Before retiring for the night, I try to describe to Duncan an experience I hold dear but can’t very well express, “Either I don’t have the words,” I tell him, “or by putting words to it, I’ll diminish the experience. I’m not sure which. Maybe it’s both.” Duncan encourages me by saying what his late friend William Kitteridge said, that ‘secret’ and ‘sacred’ are basically synonymous.

“I see her, sometimes in dreams and sometimes awake. I once saw her in a house on fire. But most often, she appears on the far banks of rivers, ankle deep, holding a fistful of field daisies, smiling beneath chestnut eyes and long brown hair. It’s silly...” I admit. “She’s an image, an imagination, an apparition, or an angel. Or maybe she’s only a memory. I just know that I love her, and when she’s there, I drop my fly at her feet hoping she’ll pick it up.”

“One of the heroines of Sun House might tell you,” Duncan answers, “that words aimed at such an event are trying to catch a thunderhead in the gopher trap of American English. But, from your long, sometimes impossibly intense friendship with fire and water, Jimmy, you know as well as anyone that the greatest love de-selfs us, making of us itself…So the story-telling problem you face here is wonderful: there are mysteries far greater than words or stories can contain.”

An Afterward, of sorts.

Hours after saying goodnight and unable to sleep, I’m lying awake beside our open bedroom window as the faint fragrance of smoke wafts in from the untended fire that’s long since gone out.

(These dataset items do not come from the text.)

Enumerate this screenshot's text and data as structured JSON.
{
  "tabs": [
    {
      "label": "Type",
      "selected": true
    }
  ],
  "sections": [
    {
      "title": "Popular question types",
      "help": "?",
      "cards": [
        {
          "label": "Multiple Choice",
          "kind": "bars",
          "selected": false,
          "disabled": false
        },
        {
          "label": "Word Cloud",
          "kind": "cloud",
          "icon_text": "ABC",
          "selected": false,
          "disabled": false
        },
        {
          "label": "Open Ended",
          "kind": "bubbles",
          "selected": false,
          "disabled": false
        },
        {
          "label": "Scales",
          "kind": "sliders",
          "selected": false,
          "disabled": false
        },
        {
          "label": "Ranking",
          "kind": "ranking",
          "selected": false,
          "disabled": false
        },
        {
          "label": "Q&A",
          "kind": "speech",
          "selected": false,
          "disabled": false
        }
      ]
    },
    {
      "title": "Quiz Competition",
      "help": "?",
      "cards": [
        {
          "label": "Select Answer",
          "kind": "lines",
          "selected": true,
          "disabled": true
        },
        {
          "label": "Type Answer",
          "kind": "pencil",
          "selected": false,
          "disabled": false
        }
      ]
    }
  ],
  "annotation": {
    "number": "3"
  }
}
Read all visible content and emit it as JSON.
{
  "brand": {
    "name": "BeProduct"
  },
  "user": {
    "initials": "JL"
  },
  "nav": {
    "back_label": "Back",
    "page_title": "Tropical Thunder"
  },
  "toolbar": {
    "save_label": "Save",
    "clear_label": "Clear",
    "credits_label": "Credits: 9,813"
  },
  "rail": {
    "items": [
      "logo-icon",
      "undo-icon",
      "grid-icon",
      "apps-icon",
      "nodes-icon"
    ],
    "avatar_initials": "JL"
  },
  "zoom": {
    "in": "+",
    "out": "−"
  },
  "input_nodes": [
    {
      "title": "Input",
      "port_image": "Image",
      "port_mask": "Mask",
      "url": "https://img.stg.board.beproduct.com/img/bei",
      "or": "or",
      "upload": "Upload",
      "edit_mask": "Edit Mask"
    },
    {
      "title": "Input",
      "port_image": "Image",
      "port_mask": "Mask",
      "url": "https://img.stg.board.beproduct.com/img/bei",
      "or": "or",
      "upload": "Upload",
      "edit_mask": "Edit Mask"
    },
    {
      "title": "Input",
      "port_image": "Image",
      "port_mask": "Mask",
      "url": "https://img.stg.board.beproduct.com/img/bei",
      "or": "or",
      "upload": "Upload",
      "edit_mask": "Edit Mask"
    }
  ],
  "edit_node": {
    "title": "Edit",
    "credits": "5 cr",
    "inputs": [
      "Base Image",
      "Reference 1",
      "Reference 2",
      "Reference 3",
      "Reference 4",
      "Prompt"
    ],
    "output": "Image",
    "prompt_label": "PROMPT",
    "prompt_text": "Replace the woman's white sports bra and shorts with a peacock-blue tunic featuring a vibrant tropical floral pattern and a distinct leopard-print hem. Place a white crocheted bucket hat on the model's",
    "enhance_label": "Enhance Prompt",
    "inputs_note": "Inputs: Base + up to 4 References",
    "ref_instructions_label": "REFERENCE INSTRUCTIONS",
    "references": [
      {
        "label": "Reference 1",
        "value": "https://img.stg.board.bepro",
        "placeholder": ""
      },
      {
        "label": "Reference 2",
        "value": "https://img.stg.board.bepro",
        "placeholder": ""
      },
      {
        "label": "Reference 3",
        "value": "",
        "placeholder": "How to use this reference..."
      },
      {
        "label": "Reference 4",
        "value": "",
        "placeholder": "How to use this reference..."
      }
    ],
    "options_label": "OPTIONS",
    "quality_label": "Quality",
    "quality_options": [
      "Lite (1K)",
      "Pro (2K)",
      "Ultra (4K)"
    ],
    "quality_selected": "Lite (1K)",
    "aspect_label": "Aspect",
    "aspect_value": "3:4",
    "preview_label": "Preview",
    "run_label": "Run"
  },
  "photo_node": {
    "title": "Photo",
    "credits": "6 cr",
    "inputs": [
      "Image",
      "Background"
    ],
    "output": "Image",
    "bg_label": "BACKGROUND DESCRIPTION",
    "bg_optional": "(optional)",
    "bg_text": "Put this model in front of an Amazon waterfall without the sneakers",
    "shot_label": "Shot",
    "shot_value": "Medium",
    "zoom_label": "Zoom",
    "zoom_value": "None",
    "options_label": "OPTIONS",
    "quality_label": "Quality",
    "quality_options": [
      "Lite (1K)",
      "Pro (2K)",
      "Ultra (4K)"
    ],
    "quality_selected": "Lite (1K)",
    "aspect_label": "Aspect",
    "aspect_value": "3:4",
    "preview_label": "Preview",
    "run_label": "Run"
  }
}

It’s the black of night, ink black. From my angle of repose, even the starlight is unseen through the tree line and canopy and clouds, hidden. I can’t see outlines or shadows. Outside the dark vacancy of the window, I can’t see anything at all, but she’s there. I hear her whispers. They float on the back of warm ash in the breeze and are just as quiet—wordless and uncontained, sharing a secret and saying the purpose of all that we do connects us forever.